Yes I would love to have an engineer run some calculations on this. I just do not see the force being sufficient enough to deform the high strength bolt.

 

I made up some different oblong hole shims. The round washer type would rotate when torquing the bolts down. I took some electrical junction box covers and my Whitney Punch. By no means 3-d printed but worked quite well.

 

Yes I reached out to Jan, Detroit Tuned and Way over on the BBB forum. I am only to do some searching here, the MA search function is much better than over there.

 

I am so glad I am doing this here as over on the BBB forum you get you ass slapped very hard for going of topic and this is a brake thread.

I heard the Admin and one Mod over there are real buttheads . . . . . . .

 

There was this other guy that got out of a great looking red Gen1. Had a Pennsylvania vanity plate, something to do with a woman. You know him around these parts?

 

More hijacking but on the MI systems, I found this:

In my searches I came across this:

On 19% pulleys, there are lots of 19 and 17+2 cars, and in the UK they run up to 22 % pulleys with mods. A person would need to data log temps to make sure the pump is not cavitating, which I don't see happening. Even at the track you are not at 7000 rpm constantly.

You will not get good info on US forums, the builders focus on peak hp not hp over time, and people just parrot what they have heard. The reason r56 is faster on the track is it makes more power between 4000 and 6000 so you have more torque over a longer period, 19 % closes that gap I've thought about it on my track car, I dont really care if I wreck a supercharger they are not that expensive anymore, and I have a new jcw SC in the garage on the spare motor.

Also on the US forums they usually do not understand water vs meth, water will cool better, 100 % is the best for cooling but meth will raise the octane more. If you tune for meth, god forbid the meth pump fails, that is why I use it only for cooling. I would never run over 50 % due to the invisible fire issue, and pretty much all race tracks have banned methanol. At the end of the day its how you plan on driving the car.

__________________

 

I recognize that what I can visualize in my head and/or comprehend may not be put into text/verbiage that another person may understand. Nothing against the other person as it has more to do with how I explain things. Perfect case is yesterday when Dave.0 talks about meth not helping the supercharger heat. I looked at that and my head went right to the downstream air flow.

The 19% pulley would be creating more boost at low engine rpms as the supercharger is spinning 19% faster than stock. At low levels of engine rpm the boost is more efficient relative to heat generation. As the rpm level increases the supercharger does not create boost in the same fashion as it is in the realm where "squeezing air together" has become so difficult for it that efficiency drops. In my case where I am not concerned about triple digit track speeds but rather low end torque on twisties, it appears the 19% will provide what I am looking for. At approximately 5,800 engine rpms the 19% will be at the same supercharger rpm as the Stock S engine.

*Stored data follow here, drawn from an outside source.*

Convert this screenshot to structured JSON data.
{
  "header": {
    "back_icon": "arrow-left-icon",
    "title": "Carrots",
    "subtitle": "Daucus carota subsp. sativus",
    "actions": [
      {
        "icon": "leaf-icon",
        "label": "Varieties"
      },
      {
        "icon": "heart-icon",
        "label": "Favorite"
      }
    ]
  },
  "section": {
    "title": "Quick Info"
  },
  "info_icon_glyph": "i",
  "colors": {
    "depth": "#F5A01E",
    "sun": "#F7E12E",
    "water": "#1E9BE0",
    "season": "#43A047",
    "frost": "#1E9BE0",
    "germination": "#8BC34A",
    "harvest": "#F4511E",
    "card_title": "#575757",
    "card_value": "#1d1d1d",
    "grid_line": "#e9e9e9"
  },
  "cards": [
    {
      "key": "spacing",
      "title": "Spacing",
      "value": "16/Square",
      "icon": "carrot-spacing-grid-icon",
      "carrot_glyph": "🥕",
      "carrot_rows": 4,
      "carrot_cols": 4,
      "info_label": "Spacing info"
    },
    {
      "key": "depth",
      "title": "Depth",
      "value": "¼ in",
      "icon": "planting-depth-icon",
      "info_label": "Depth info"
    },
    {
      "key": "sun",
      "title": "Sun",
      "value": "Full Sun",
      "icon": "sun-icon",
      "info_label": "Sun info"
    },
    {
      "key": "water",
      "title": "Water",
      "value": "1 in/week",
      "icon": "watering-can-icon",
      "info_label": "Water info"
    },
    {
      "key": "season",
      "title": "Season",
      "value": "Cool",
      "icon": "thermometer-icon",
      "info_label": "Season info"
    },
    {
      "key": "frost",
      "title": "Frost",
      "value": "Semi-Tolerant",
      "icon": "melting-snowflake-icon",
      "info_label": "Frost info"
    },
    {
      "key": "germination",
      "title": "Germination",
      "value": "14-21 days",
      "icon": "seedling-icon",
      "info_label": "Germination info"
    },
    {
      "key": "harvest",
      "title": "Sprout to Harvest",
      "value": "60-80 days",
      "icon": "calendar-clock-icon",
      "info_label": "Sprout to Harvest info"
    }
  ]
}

Past this 5,800 engine rpm point, my supercharger will not be producing boost as efficient but so what? We are talking about a matter of a few seconds for the engine to go from 5,800 to redline. Hence the MI that would appear to help mitigate the heat created by the inefficiency.

 

and back to supercharger heat, yes higher revs will create more heat that the metal of the supercharge will absorb. This heat will then be transferred to the air stream. It is logical to assume that there will be a point that the air stream will be heated to the point that even after the injection atomizing cooling will no longer keep any fuel from premature detonation.

The spreadsheet I uploaded reflects the pulley revolutions where the JCW values are exceeded. On the 19% line, this only happens after 6550. The instances that a normal driver will exceed this point are far and few between. I cannot remember ever hitting cutout in second gear but I have hit it in first. I will just start shifting sooner in first.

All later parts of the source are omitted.